Methods A cohort of 11 physicians at a student health clinic on a college campus was surveyed before and after attending a targeted educational lecture on rhomboid strain. This was accompanied by the addition of a patient educational handout in the electronic medical record. The lecture covered the etiology, diagnosis, treatment options, and natural history of rhomboid strain. The pre-lecture survey assessed baseline knowledge and confidence levels, while the post-lecture survey evaluated changes in these levels. Both surveys utilized a 5-item Likert scale. For statistical analysis, scores of 4 and 5 were assigned a value of 1, while scores less than 4 were assigned a value of 0. Fisher’s Exact Test was performed in R Studio (C) Version 2024.04.1.
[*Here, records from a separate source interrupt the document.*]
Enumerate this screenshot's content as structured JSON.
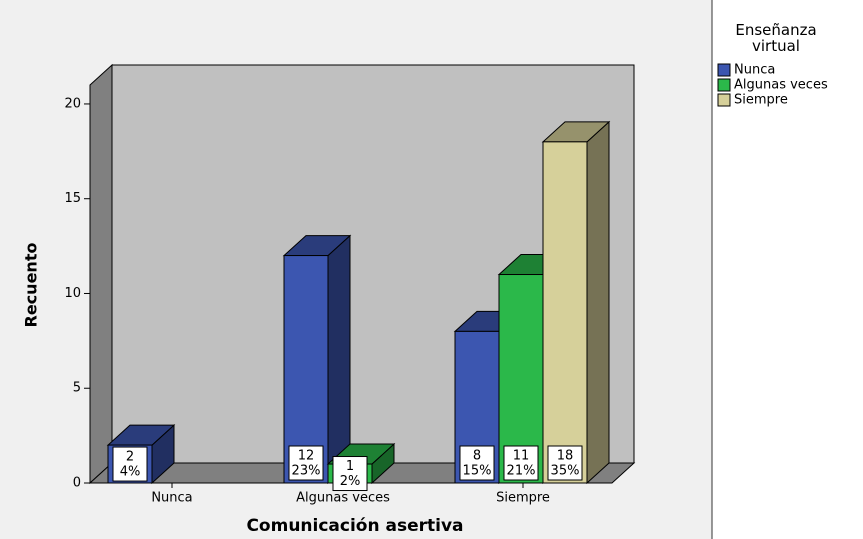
{
  "chart_data": {
    "type": "bar3d",
    "x_label": "Comunicación asertiva",
    "y_label": "Recuento",
    "legend_title": "Enseñanza virtual",
    "legend_position": "right",
    "categories": [
      "Nunca",
      "Algunas veces",
      "Siempre"
    ],
    "series": [
      {
        "name": "Nunca",
        "color": "#3c56b0",
        "values": [
          2,
          12,
          8
        ],
        "percent_labels": [
          "4%",
          "23%",
          "15%"
        ]
      },
      {
        "name": "Algunas veces",
        "color": "#2bb84a",
        "values": [
          null,
          1,
          11
        ],
        "percent_labels": [
          null,
          "2%",
          "21%"
        ]
      },
      {
        "name": "Siempre",
        "color": "#d6d09a",
        "values": [
          null,
          null,
          18
        ],
        "percent_labels": [
          null,
          null,
          "35%"
        ]
      }
    ],
    "ylim": [
      0,
      21
    ],
    "yticks": [
      0,
      5,
      10,
      15,
      20
    ]
  }
}
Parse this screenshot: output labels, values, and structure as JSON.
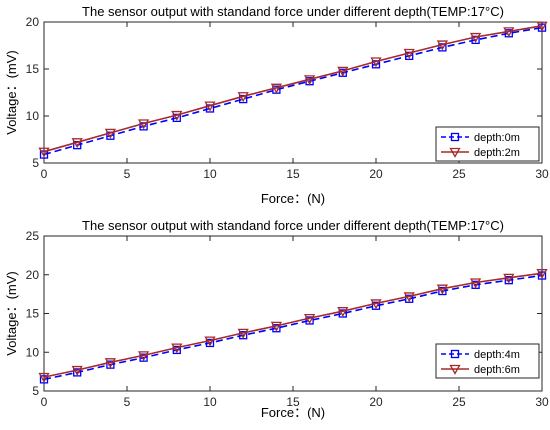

Results Preliminary results indicated that baseline knowledge about rhomboid strain was variable, with a significant proportion of physicians reporting low confidence in their ability to provide patients information and teach home exercises for therapeutic benefit. Following the educational lecture, there was a marked improvement in confidence scores for diagnosis (55% vs 100%, p = 0.04), accessing patient educational materials (36% vs 100%, p = 0.01), and teaching home exercises (45% vs 100%, p = 0.01).
Conclusion This study shows the value of education in enhancing physicians' knowledge and confidence in diagnosing and managing rhomboid strain in adolescent patients. These findings suggest that targeted educational interventions can effectively address gaps in physician training and improve patient care outcomes for new and evolving chief complaints. Further research is warranted to assess the long-term impact of such educational programs on clinical practice and patient health.